Following the meeting and the subsequent approval, Dr. Brown has raised questions about the FDA approval process, including the allegation that the FDA actually disinvited certain members of the Drug Safety and Risk Management Advisory Committee to that October 12, 2018 meeting.
Dr. Brown co-authored an editorial in the Washington Post, where he pushed back against the FDA’s reasoning that the drug is useful on the battlefield, noting that the “clinical trials for the drug did not reflect the kind of medical conditions – such as massive trauma or shock – for which it would be used in a real-world military setting.” He continued, “instead, Dsuvia was tested on patients following minor surgical procedures” and that following those procedures and administration of Dsuvia, it “required nearly an hour, on average, to meet the standard of clinically meaningful pain relief, suggesting it would not meet the needs of injured soldiers.”
In the letter, DeGette and Markey expressed their concern that the drug has the potential for abuse, as it can “deliver a potency that hash been known to be lethal in small dosages.”
At the close, DeGette and Markey comment the Agency’s “plan to consider the broader public health context of future opioid approvals rather than merits of the individual drug application in question,” before asking for the following documentation:
- All documents the FDA relied on in concluding that Dsuvia “fills a specific and important, but limited, unmet medical need in treating our nation’s soldiers on the battlefield;”

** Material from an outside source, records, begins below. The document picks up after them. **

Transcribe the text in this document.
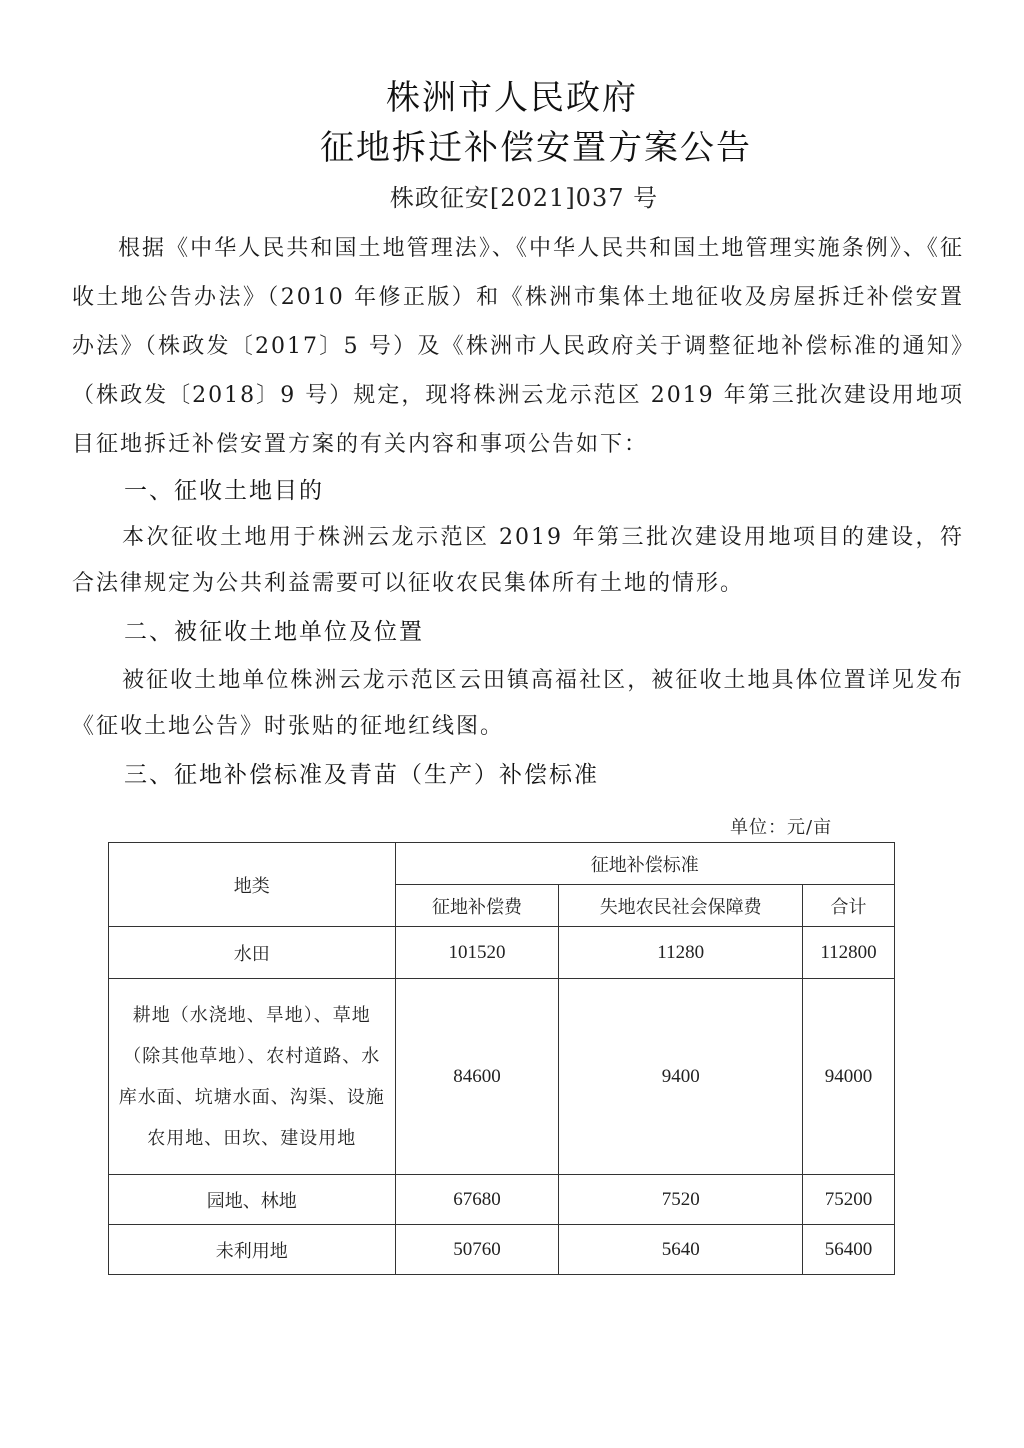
株洲市人民政府
征地拆迁补偿安置方案公告
株政征安[2021]037 号

根据《中华人民共和国土地管理法》、《中华人民共和国土地管理实施条例》、《征收土地公告办法》（2010 年修正版）和《株洲市集体土地征收及房屋拆迁补偿安置办法》（株政发〔2017〕5 号）及《株洲市人民政府关于调整征地补偿标准的通知》（株政发〔2018〕9 号）规定，现将株洲云龙示范区 2019 年第三批次建设用地项目征地拆迁补偿安置方案的有关内容和事项公告如下：

一、征收土地目的

本次征收土地用于株洲云龙示范区 2019 年第三批次建设用地项目的建设，符合法律规定为公共利益需要可以征收农民集体所有土地的情形。

二、被征收土地单位及位置

被征收土地单位株洲云龙示范区云田镇高福社区，被征收土地具体位置详见发布《征收土地公告》时张贴的征地红线图。

三、征地补偿标准及青苗（生产）补偿标准
单位：元/亩
地类	征地补偿标准		
	征地补偿费	失地农民社会保障费	合计
水田	101520	11280	112800
耕地（水浇地、旱地）、草地（除其他草地）、农村道路、水库水面、坑塘水面、沟渠、设施农用地、田坎、建设用地	84600	9400	94000
园地、林地	67680	7520	75200
未利用地	50760	5640	56400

- All documents that relate to … communication between FDA and the U.S. Army Medical Research and Material Command concerning the FDA’s consideration of the Dsuvia application, between October 12, 2017 through November 2, 2018;
- All documents that relate to … communications between the FDA and any members of the Drug Safety and Risk Management Advisory Committee, disinviting them from the October 12, 20218 Anesthetic and Analgesic Drug Products Advisory Committee meeting concerning Dsuvia;
- All documents concerning the FDA’s decision to disinvite members of the Drug Safety and Risk Management Advisory Committee from the October 12, 2018 Anesthetic and Analgesic Drug Products Advisory Committee meeting;
- All documents relating to the FDA’s decision not to empanel the full Drug Safety and Risk Management Advisory Committee for consideration of the Dsuvia application.
The letter requested that all documents be produced no later than March 5, 2019.